Les niveaux à surveiller avant la barre des 2 000 dollars
Sur le plan technique, la trajectoire de l’ether se lit à travers quelques repères simples que les intervenants gardent en tête. Voici les zones qui décideront de la suite :
- un support entre 1 850 et 1 900 dollars, où les acheteurs sont revenus à plusieurs reprises ce mois-ci ;
- une première résistance autour de 1 950 dollars, que l’ether n’a pas encore franchie en clôture quotidienne ;
- la zone psychologique des 2 000 à 2 100 dollars, cible d’un vrai signal de reprise ;
- un risque de repli vers 1 720 à 1 750 dollars en cas de clôture sous 1 850 dollars.
Cette carte des niveaux ne dit rien du calendrier, et une consolidation prolongée reste le scénario le plus probable à court terme. Les flux entrants sur les produits d’investissement adossés à l’ether se sont toutefois renforcés, ce qui offre un filet sous le marché même si la cassure des 2 000 dollars tarde à venir.
Ce que la rotation dit de la maturation d’Ethereum
Derrière le mouvement de prix, un basculement plus profond se dessine. Quand des capitaux venus des marchés actions cherchent une exposition à l’IA via une blockchain, ils ne raisonnent plus en termes de coup à jouer mais d’allocation de portefeuille. Ethereum pèse environ 231 milliards de dollars de capitalisation, un poids qui le range désormais parmi les actifs que les gérants regardent pour diversifier, pas pour spéculer.

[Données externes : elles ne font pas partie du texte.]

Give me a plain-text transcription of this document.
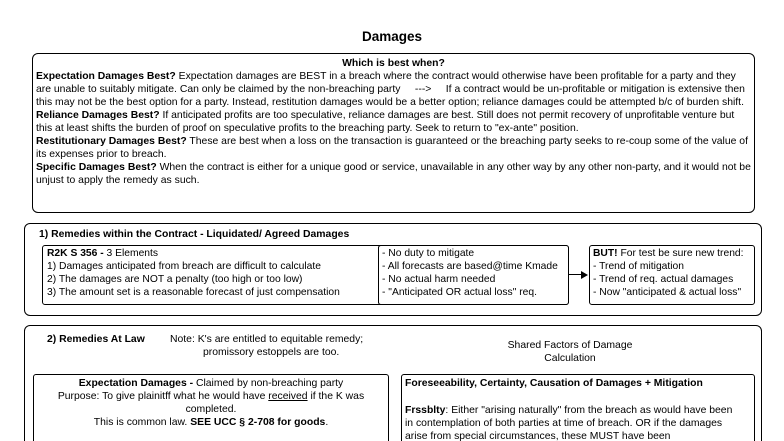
Damages
Which is best when?
Expectation Damages Best? Expectation damages are BEST in a breach where the contract would otherwise have been profitable for a party and they are unable to suitably mitigate. Can only be claimed by the non-breaching party     --->     If a contract would be un-profitable or mitigation is extensive then this may not be the best option for a party. Instead, restitution damages would be a better option; reliance damages could be attempted b/c of burden shift.
Reliance Damages Best? If anticipated profits are too speculative, reliance damages are best. Still does not permit recovery of unprofitable venture but this at least shifts the burden of proof on speculative profits to the breaching party. Seek to return to "ex-ante" position.
Restitutionary Damages Best? These are best when a loss on the transaction is guaranteed or the breaching party seeks to re-coup some of the value of its expenses prior to breach.
Specific Damages Best? When the contract is either for a unique good or service, unavailable in any other way by any other non-party, and it would not be unjust to apply the remedy as such.
1) Remedies within the Contract - Liquidated/ Agreed Damages
R2K S 356 - 3 Elements
1) Damages anticipated from breach are difficult to calculate
2) The damages are NOT a penalty (too high or too low)
3) The amount set is a reasonable forecast of just compensation
- No duty to mitigate
- All forecasts are based@time Kmade
- No actual harm needed
- "Anticipated OR actual loss" req.
BUT! For test be sure new trend:
- Trend of mitigation
- Trend of req. actual damages
- Now "anticipated & actual loss"
2) Remedies At Law Note: K's are entitled to equitable remedy;
promissory estoppels are too.
Shared Factors of Damage
Calculation
Expectation Damages - Claimed by non-breaching party
Purpose: To give plainitff what he would have received if the K was
completed.
This is common law. SEE UCC § 2-708 for goods.
Foreseeability, Certainty, Causation of Damages + Mitigation
Frssblty: Either "arising naturally" from the breach as would have been
in contemplation of both parties at time of breach. OR if the damages
arise from special circumstances, these MUST have been
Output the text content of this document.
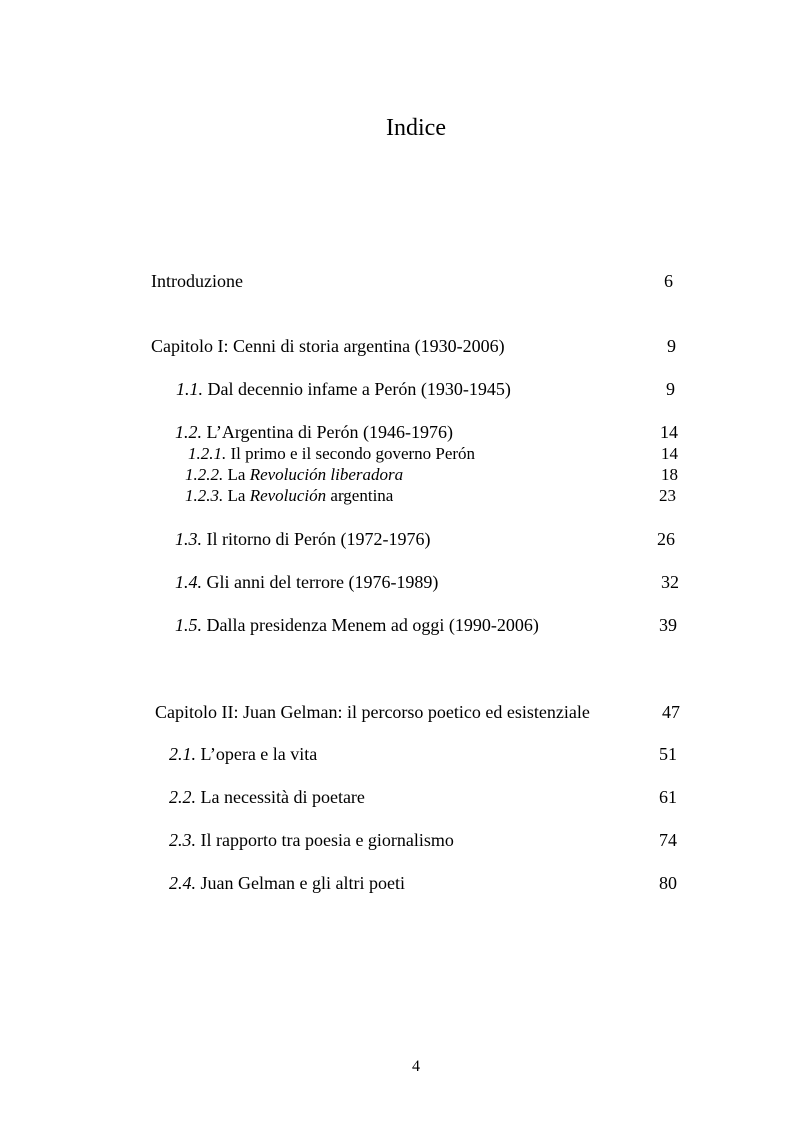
Indice
Introduzione	6
Capitolo I: Cenni di storia argentina (1930-2006)	9
1.1. Dal decennio infame a Perón (1930-1945)	9
1.2. L’Argentina di Perón (1946-1976)	14
1.2.1. Il primo e il secondo governo Perón	14
1.2.2. La Revolución liberadora	18
1.2.3. La Revolución argentina	23
1.3. Il ritorno di Perón (1972-1976)	26
1.4. Gli anni del terrore (1976-1989)	32
1.5. Dalla presidenza Menem ad oggi (1990-2006)	39
Capitolo II: Juan Gelman: il percorso poetico ed esistenziale	47
2.1. L’opera e la vita	51
2.2. La necessità di poetare	61
2.3. Il rapporto tra poesia e giornalismo	74
2.4. Juan Gelman e gli altri poeti	80
4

La nuance sépare radicalement l’ether des jetons construits sur un mème et un fil de discussion. Les premiers s’appuient sur des revenus, des développeurs et une utilité mesurable ; les seconds vivent d’un engouement qui s’évapore aussi vite qu’il apparaît. Cette frontière explique pourquoi les institutionnels accumulaient déjà au plus bas de l’année, quand le marché de détail, lui, désertait la classe d’actifs.
Cette maturation ne met pas Ethereum à l’abri de la volatilité, loin de là. Elle change en revanche la nature des mains qui le détiennent : des acteurs qui pensent en trimestres plutôt qu’en heures, et qui encaissent les creux au lieu de les fuir. C’est une transformation lente, rarement spectaculaire, mais elle redessine peu à peu le rapport de force sur le marché.
Ce qui se joue autour des 2 000 dollars
Le seuil symbolique des 2 000 dollars n’est pas qu’une ligne sur un graphique. Il teste la solidité d’un récit : celui d’un ether adopté comme infrastructure de l’économie numérique, et non comme énième actif à retourner en quelques heures. Si les capitaux liés à l’IA confirment leur rotation, la résistance finira par céder ; s’ils se retirent, le marché retrouvera ses repères plus bas.
La réponse tiendra autant aux flux institutionnels qu’à la capacité du réseau à tenir ses promesses techniques. Après la récente échappée de l’ether face au bitcoin, la question n’est plus de savoir si Ethereum intéresse les grands gérants, mais combien de temps ils resteront à la table. C’est cet horizon, plus que le prochain chandelier journalier, qui mérite l’attention.